De la difficulté à s’intégrer

Votre serviteur sur la table, en 1960
Ma famille a quitté la Finlande en 1964, cela fait près d’un demi-siècle. Ma mère a passé la majeure partie de sa vie à l’étranger. De plus, elle a dû quitter le village de son enfance en 1939, à l’âge de 10 ans, pour échapper aux grosses bottes soviétiques. Elle ne s’est jamais vraiment remise de ce premier déracinement et le deuxième, en 1964, reste gravé au plus profond de son âme.

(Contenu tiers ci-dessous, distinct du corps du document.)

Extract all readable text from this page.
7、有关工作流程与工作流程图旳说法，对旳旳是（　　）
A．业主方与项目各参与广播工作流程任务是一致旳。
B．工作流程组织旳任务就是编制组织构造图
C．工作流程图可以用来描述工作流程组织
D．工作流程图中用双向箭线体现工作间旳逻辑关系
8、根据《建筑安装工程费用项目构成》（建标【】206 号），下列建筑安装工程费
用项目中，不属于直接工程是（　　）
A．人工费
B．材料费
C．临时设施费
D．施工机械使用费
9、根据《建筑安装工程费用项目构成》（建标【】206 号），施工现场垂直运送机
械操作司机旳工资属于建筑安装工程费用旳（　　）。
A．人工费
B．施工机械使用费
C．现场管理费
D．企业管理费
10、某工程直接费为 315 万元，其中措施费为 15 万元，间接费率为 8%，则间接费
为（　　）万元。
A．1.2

C'est l'année où nous sommes partis pour l’Allemagne, le pays ami et allié qui nous a aidés à résister aux Russes et à rester en-deçà du rideau de fer. C’était aussi le pays dont les troupes ont mis le feu à la Laponie avant de se retirer. Mais c’est foncièrement un pays dont la mentalité nous est proche, d’autant plus que la Finlande a été fortement marquée par le réformateur allemand Martin Luther et que la culture de notre pays est profondément protestante. Notre séjour ne devait être que provisoire, ce qui a rendu la chose bien plus facile.

La période allemande
En 1967, nous sommes partis pour la Suisse, plus précisément Genève. Il a fallu changer de langue, changer de style et de mentalité, bien que la Suisse reste encore assez proche de l’Allemagne. Mais Genève, c’est presque déjà la France.... J’avais six ans et demie à l’époque et je me suis fondue dans le paysage sans même m’en rendre compte. J’ai appris à lire et à compter en français, alors que j’avais fait le jardin d’enfants en allemand, et je jouais au Monopoly en anglais avec nos voisins américains. J’ai aussi appris à fêter le Fourth of July et Halloween - tout comme l’Escalade - et je chantais Obladi-Oblada des Beatles par coeur. Mon père restait dans sa sphère professionnelle et rentrait le soir dans sa famille, où nous parlions finnois. Quant à ma mère... elle a bien dû se débrouiller pour apprendre à demander des côtelettes chez le boucher ou à communiquer avec le concierge italien. Nous avons tous fini par trouver nos marques et à suivre des chemins qui nous sont devenus familiers.

La période genevoise

En 1974, ce fut le tremblement de terre: IBM Europe ferme ses bureaux en Suisse. Mon père avait le choix entre être muté à Paris, Milan, New York ou Bruxelles (La Hulpe). J’y repense beaucoup ces jours-ci, où les employés de Merck Serono 1) se voient offrir le choix entre Boston, Pékin, Darmstadt ou la porte. Il a choisi la Wallonie, ce qui m’a permis de rester en terrain francophone. La transition a été beaucoup plus difficile cette fois-ci. Etait-ce parce que nous étions tous plus vieux, donc moins souples? Etait-ce parce que nous étions, pour la première fois, en terres catholiques, c’est-à-dire dans une sphère culturelle qui nous était inconnue? Etait-ce parce que la Belgique n’a pas de charmes immédiatement apparents, avec son ciel bas et gris et ses immeubles sales et tristes? J’ai mis un an à me faire des amis et à trouver ma place. J’ai laissé le Plat Pays entrer dans mon coeur, au point d’en attraper l’accent. Je croyais pouvoir enfin laisser pousser des racines quelque part, mais non: en 1976, nouveau boum-patatras: le départ pour la Finlande, terre de mes ancêtres.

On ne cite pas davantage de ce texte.